L’année 1989 est particulièrement chargée avec pas moins de quatre films à son actif. Suivant le rythme soutenu de Steven Spielberg, il compose le troisième volet des aventures de l’homme au chapeau, Indiana Jones And The Last Crusade (Indiana Jones et la Dernière Croisade), pour lequel il façonne un score plus harmonique que thématique, concentrant ses efforts sur la relation compliquée unissant le héros à son père. Il signe également la musique d’Always, une œuvre beaucoup plus intimiste illustrant l’idée d’un amour plus fort que la mort. Williams rencontre aussi cette année-là le réalisateur Oliver Stone, qui lui propose de traduire sa vision politique en musique pour Born On The Fourth Of July (Né un Quatre Juillet). Comme souvent chez Stone, il s’agit de mettre en opposition le mensonge incarné par l’Amérique lisse et conservatrice des années Reagan et les conséquences du conflit au Vietnam. Pour accompagner cette vision, Williams opte pour l’usage d’un thème très patriotique, bousculé par une composition par ailleurs dissonante. Convaincu par le travail du compositeur, Stone fera de nouveau appel à lui à deux reprises au cours des années 90. Enfin, Stanley & Iris témoigne, s’il en était besoin, de la capacité de Williams à mettre en musique les films intimistes avec le même talent que celui dont il fait preuve sur les blockbusters, créant pour ce drame de Martin Ritt des thèmes délicats et poignants.

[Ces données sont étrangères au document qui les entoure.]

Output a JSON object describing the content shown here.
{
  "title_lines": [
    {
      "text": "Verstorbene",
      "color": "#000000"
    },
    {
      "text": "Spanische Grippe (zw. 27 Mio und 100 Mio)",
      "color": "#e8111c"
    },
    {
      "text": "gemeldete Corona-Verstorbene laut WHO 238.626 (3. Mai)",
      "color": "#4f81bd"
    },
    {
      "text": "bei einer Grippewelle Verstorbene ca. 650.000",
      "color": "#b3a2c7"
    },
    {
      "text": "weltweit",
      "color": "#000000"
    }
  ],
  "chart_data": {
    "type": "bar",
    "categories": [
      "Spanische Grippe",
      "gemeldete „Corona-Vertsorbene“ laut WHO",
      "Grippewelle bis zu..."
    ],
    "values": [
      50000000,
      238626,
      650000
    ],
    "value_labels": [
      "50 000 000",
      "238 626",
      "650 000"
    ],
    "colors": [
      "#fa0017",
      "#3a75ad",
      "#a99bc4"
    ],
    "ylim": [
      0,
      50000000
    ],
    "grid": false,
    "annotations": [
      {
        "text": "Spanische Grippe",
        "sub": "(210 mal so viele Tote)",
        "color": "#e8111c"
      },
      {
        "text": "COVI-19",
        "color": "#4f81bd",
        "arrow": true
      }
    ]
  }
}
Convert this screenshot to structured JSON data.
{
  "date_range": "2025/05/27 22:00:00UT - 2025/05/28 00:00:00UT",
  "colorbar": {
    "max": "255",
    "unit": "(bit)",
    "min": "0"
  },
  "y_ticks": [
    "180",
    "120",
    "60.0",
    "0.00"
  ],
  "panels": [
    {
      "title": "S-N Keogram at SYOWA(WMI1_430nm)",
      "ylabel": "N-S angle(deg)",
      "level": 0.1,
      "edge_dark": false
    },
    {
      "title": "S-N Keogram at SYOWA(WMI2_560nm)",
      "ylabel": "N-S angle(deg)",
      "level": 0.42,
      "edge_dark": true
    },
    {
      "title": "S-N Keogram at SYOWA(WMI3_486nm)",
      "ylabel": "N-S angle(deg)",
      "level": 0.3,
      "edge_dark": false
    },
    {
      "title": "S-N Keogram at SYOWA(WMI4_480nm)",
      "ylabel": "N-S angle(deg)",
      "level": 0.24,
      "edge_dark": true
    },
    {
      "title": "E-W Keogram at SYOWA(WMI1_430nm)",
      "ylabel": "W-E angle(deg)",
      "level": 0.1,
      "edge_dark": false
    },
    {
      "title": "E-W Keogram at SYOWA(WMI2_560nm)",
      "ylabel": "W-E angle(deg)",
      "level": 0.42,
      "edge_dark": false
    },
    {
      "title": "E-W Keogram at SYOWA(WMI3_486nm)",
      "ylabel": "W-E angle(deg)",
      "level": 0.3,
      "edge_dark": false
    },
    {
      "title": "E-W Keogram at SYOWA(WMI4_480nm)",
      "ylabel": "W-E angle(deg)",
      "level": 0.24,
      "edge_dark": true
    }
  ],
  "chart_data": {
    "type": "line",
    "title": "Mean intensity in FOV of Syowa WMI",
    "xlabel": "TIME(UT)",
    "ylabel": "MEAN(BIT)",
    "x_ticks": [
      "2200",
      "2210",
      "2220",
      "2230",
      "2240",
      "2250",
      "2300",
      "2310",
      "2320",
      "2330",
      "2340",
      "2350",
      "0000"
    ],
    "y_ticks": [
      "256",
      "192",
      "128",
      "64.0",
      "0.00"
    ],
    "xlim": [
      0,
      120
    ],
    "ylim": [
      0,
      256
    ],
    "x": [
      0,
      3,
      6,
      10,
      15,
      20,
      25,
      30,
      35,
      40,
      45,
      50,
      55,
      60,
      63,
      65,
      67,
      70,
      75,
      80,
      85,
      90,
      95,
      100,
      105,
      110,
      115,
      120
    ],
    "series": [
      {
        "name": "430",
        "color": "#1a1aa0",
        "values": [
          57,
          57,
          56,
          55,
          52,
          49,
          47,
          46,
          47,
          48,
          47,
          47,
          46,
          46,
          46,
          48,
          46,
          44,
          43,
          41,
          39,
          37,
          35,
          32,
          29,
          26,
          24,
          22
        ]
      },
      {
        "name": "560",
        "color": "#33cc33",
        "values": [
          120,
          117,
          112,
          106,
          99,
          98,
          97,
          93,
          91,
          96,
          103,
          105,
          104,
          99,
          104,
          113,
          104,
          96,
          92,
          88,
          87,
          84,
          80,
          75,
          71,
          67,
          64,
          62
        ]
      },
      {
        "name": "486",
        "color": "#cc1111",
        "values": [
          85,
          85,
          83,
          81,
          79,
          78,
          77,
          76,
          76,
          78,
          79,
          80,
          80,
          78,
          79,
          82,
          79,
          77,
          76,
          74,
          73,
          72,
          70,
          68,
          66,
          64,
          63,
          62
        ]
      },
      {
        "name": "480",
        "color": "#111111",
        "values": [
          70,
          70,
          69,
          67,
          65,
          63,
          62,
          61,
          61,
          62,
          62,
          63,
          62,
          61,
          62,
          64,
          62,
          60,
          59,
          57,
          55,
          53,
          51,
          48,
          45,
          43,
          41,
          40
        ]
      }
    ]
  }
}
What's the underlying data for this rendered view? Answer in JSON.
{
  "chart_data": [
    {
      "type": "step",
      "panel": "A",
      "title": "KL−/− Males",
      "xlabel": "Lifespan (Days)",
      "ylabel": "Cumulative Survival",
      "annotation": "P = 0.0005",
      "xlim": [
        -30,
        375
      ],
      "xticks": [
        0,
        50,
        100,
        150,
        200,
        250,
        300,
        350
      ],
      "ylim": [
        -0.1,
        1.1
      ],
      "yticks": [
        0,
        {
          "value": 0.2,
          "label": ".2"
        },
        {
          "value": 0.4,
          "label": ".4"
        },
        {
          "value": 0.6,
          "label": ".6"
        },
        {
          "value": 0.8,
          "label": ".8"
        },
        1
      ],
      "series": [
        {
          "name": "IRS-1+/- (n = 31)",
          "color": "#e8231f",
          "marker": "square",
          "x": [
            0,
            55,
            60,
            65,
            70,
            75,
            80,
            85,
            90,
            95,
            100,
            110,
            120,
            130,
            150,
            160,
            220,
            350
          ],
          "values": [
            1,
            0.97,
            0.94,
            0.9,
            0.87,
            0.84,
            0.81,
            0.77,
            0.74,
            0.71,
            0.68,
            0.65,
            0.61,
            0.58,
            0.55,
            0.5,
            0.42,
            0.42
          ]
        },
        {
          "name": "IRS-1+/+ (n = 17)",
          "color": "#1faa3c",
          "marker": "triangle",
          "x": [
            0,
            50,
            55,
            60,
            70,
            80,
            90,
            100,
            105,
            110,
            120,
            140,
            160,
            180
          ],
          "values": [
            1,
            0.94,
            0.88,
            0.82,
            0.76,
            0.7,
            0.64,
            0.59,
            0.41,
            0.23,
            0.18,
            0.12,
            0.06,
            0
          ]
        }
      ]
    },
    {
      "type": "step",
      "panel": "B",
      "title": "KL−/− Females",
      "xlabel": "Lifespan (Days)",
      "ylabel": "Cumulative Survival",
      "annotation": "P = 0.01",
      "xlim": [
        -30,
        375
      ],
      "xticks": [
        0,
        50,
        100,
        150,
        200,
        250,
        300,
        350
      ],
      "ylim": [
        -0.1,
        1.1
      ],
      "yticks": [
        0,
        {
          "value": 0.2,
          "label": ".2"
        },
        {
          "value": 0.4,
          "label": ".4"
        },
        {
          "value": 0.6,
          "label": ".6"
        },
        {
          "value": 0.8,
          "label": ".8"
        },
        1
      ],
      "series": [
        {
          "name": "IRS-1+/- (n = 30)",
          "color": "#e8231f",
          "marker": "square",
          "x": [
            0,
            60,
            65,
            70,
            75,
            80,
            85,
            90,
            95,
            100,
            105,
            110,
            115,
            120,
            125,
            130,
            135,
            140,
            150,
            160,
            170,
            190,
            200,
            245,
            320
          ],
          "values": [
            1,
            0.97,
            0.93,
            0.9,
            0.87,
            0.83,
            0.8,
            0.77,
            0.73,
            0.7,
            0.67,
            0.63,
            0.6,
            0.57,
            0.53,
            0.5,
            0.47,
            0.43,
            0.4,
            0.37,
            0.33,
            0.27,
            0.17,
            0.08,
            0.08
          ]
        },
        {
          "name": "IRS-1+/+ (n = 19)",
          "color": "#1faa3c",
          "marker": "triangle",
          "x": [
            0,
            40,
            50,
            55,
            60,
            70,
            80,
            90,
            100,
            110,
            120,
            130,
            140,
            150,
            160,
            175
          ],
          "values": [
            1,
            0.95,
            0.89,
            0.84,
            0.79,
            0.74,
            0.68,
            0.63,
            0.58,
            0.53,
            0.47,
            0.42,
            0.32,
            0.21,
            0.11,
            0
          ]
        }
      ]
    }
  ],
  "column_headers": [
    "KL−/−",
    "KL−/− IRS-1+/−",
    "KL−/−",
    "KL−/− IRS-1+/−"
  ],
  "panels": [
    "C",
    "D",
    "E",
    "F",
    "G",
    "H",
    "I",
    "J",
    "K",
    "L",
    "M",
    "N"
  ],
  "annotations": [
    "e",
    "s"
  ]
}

Il compose en 1990 deux partitions très différentes qui lui permettent de montrer une fois de plus toute l’étendue de sa palette de composition et sa capacité à apporter un vrai supplément d’âme à chaque support filmique. Ainsi, il crée un thème hypnotique et angoissant pour le thriller Presumed Innocent (Présumé Innocent) et se lance ensuite avec délectation dans la comédie avec Home Alone (Maman, j’ai raté l’Avion), de Chris Columbus. Loin d’imaginer le succès phénoménal que rencontrera le film, Williams livre ici un score riche et inventif, ayant enfin l’opportunité de créer une musique de Noël, un rêve qu’il caressait depuis longtemps.